Published: August 27, 2009
By: Vicki Kavanagh
MOLALLA — Carine Goldin grew up tasting hundreds of different kinds of cheese in France. Now in Molalla, she crafts her own in a traditional French artisan manner.
Goldin was born in England, moved to America, and then spent the rest of her childhood in France. In June, after having the right-sized pasteurizer shipped from Holland (they don’t make them small enough in America), and after five years of attending workshops, taking classes and passing the rigorous requirements of state and federal regulations, she became licensed in Grade A Dairy and has made her life-long passion a reality.
Goldin Artisan Goat Cheese Fromagerie is a farmstead modeled after those in France.
“My cheeses are inspired by those I am familiar with in the Savoie region in the Alps,” she said. “I remember going to villages and there were cheeses you could only find there.”

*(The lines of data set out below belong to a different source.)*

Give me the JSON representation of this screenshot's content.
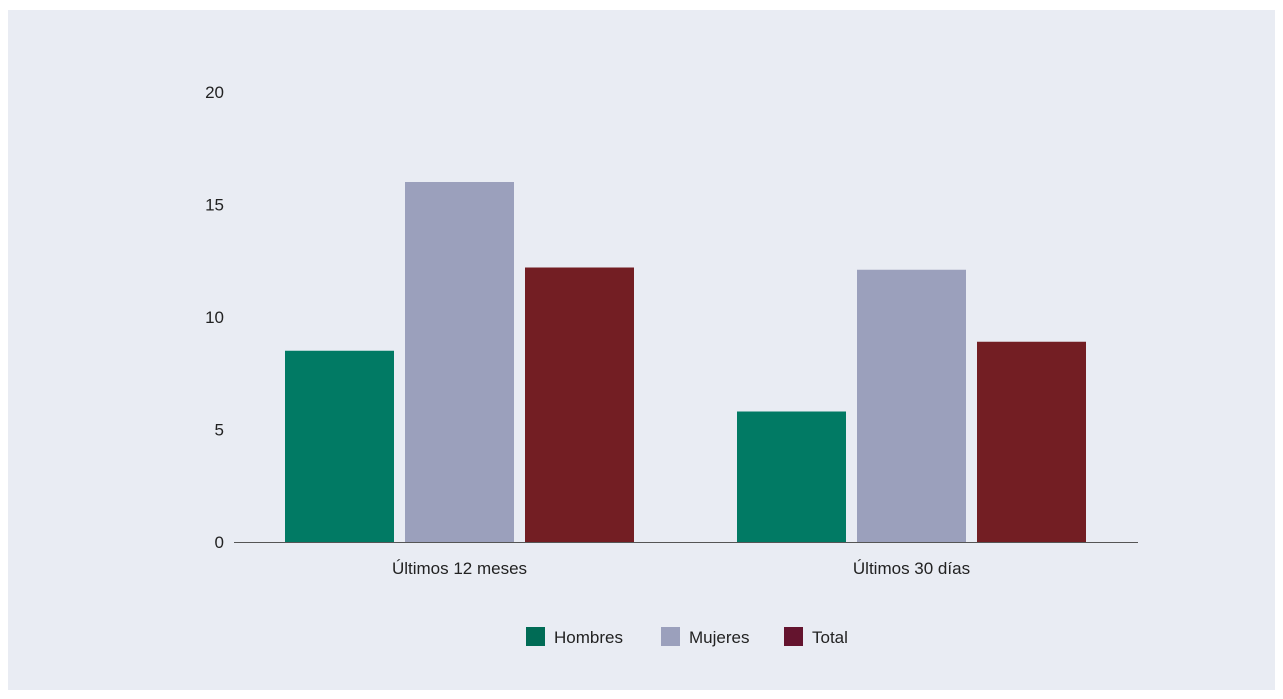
{
  "chart_data": {
    "type": "bar",
    "categories": [
      "Últimos 12 meses",
      "Últimos 30 días"
    ],
    "series": [
      {
        "name": "Hombres",
        "values": [
          8.5,
          5.8
        ],
        "color": "#017a64"
      },
      {
        "name": "Mujeres",
        "values": [
          16.0,
          12.1
        ],
        "color": "#9ba0bc"
      },
      {
        "name": "Total",
        "values": [
          12.2,
          8.9
        ],
        "color": "#731e23"
      }
    ],
    "title": "",
    "xlabel": "",
    "ylabel": "",
    "ylim": [
      0,
      20
    ],
    "yticks": [
      "0",
      "5",
      "10",
      "15",
      "20"
    ],
    "grid": false,
    "legend_position": "bottom-center"
  },
  "style": {
    "background": "#e9ecf3",
    "axis_color": "#555555",
    "legend_swatch_colors": [
      "#006b55",
      "#9ba0bc",
      "#64142e"
    ]
  }
}
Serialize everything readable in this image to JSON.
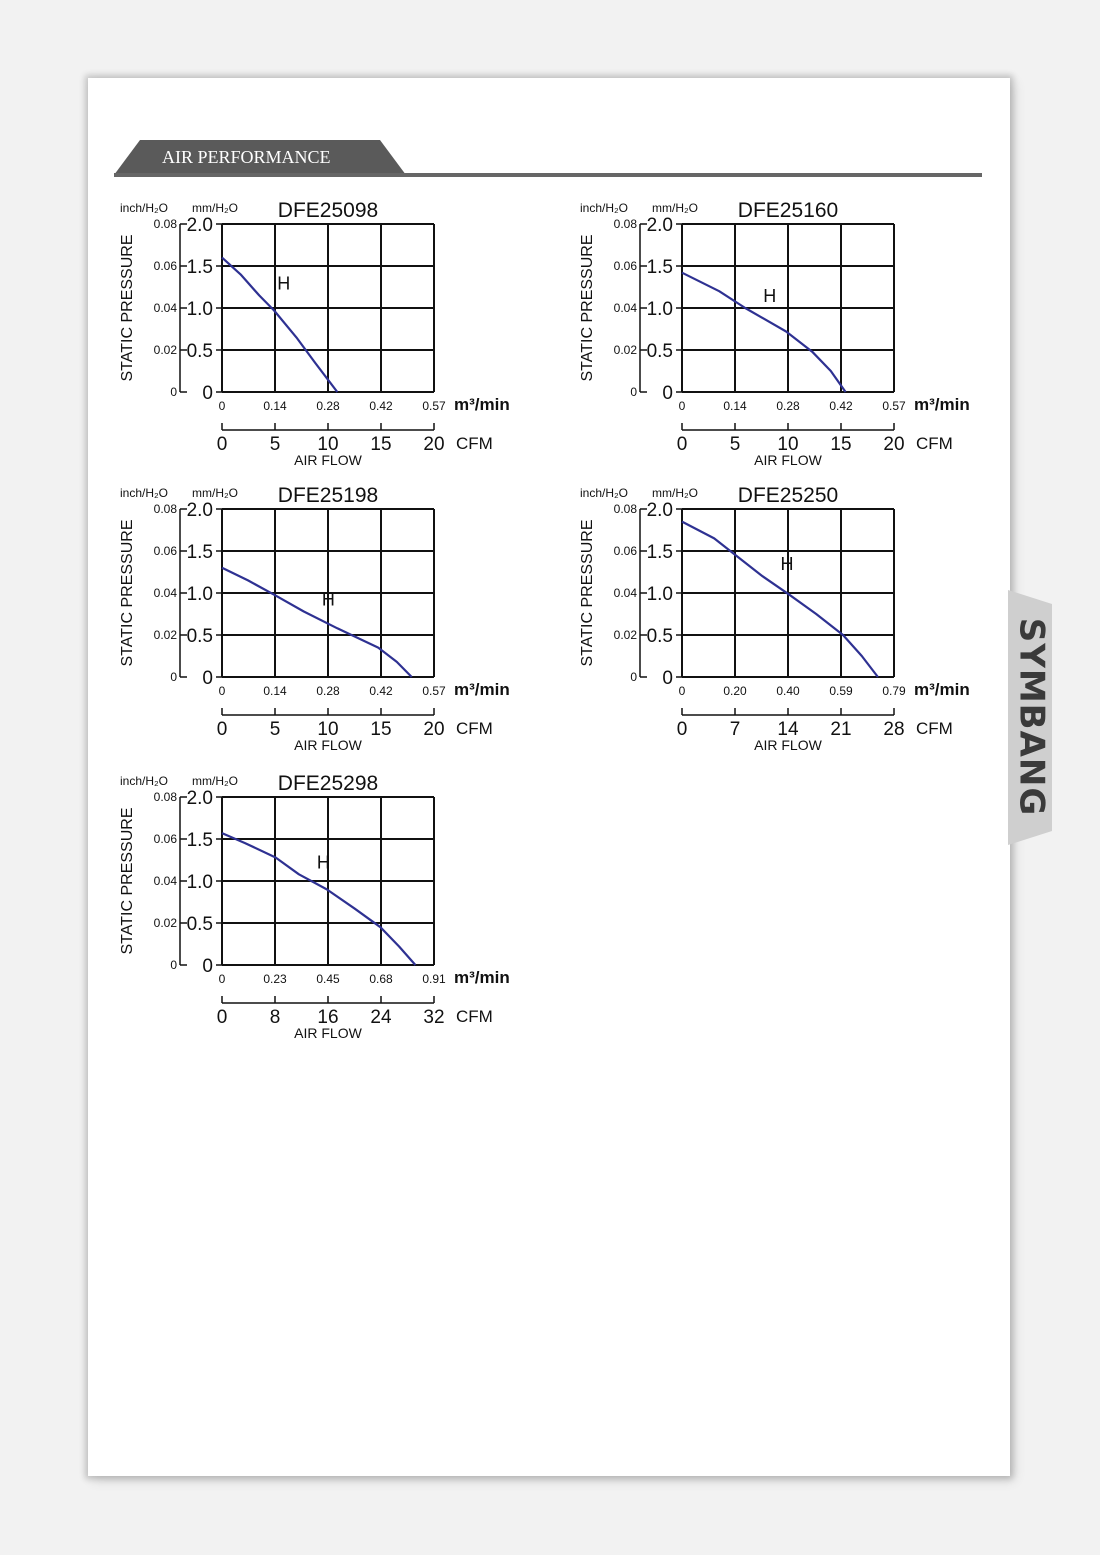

In France, cheeses, like wines, are named according to the region where they are crafted. The goats or cows, the food they eat, the soil on which they stand, the water they drink, and of course, the people who make the cheese, are all considered part of what gives a certain region’s cheese its unique flavor. It would be inaccurate to say that her cheeses are of the Savoie variety, but Goldin takes pride in producing cheeses that are influenced by her experience.